I wrote the post title then went to have breakfast, watching television, my "listening exercise" for today. I was going to write about my practice of doing two things other than painting, however insignificant they might seem, to progress my art career each day.

It seems more important to write about two other things.

Yesterday I went to an agency (a little like Citizens' Advice Bureau) to get assistance to make sure my application to renew my permesso di soggiorno was absolutely correct. I may be out of the country when my current permesso expires.

I was welcomed into a warm office, made comfortable beside the computer to check all my details being entered as they appeared on the screen. I noticed that the moment my name was typed my codice fiscale appeared automatically. Big Brother does watch, very efficiently. The inevitable questions came, amid laughter and banter. HOW did I ever find such a tiny spot to live in, when Italy offered so many places? This question I can answer relatively fluently now!

When I left the office I felt great; the man asking the questions asked me to let them know when my next exhibition would be. The woman with the sunny personality handling my application is now a friend; we will go to concerts and eat gelati in the summer, she will bring her daughter to see me paint.

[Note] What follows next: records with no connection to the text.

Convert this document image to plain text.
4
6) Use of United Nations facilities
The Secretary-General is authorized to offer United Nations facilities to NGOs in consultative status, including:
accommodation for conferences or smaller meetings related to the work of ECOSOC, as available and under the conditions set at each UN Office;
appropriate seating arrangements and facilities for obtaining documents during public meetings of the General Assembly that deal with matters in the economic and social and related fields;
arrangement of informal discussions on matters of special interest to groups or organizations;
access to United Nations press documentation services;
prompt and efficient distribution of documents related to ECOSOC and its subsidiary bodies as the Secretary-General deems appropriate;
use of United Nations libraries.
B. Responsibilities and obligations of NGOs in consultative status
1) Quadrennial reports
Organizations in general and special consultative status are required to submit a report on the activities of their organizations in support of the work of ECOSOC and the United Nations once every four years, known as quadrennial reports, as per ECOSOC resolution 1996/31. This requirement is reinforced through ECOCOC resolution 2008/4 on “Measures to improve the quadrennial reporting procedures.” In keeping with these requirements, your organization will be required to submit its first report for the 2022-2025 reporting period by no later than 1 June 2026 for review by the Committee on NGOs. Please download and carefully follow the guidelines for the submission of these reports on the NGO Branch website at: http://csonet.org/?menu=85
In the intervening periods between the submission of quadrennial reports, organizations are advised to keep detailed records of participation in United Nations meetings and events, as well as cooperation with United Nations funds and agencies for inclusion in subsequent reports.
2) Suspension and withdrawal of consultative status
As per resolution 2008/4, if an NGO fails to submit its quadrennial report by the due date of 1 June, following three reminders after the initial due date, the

As I ate my breakfast on my comfortable couch, warmly dressed and wearing my Christmas gift slippers, I watched a program about the problem of clandestine immigrants in Italy. Sleeping under blue plastic covers, wearing plastic bags inside their shoes to keep their feet dry, sharing the little they had, trying to hide in their shanty towns as the cameras approached, their futures looked bleak. Comradeship was really their only resource.

We sit in our houses, alone, wondering what to bake today, how to arrange our furniture, how much money we might need to survive independently in our old age. Comradeship is sometimes lacking.

The "talking heads" discussing the problem were not threatening to evict these immigrants. They were looking for solutions, and wondering how they will cope when, not if, the next four hundred arrive.

It makes my "problem" about finding good light for painting in the winter pretty pathetic, really.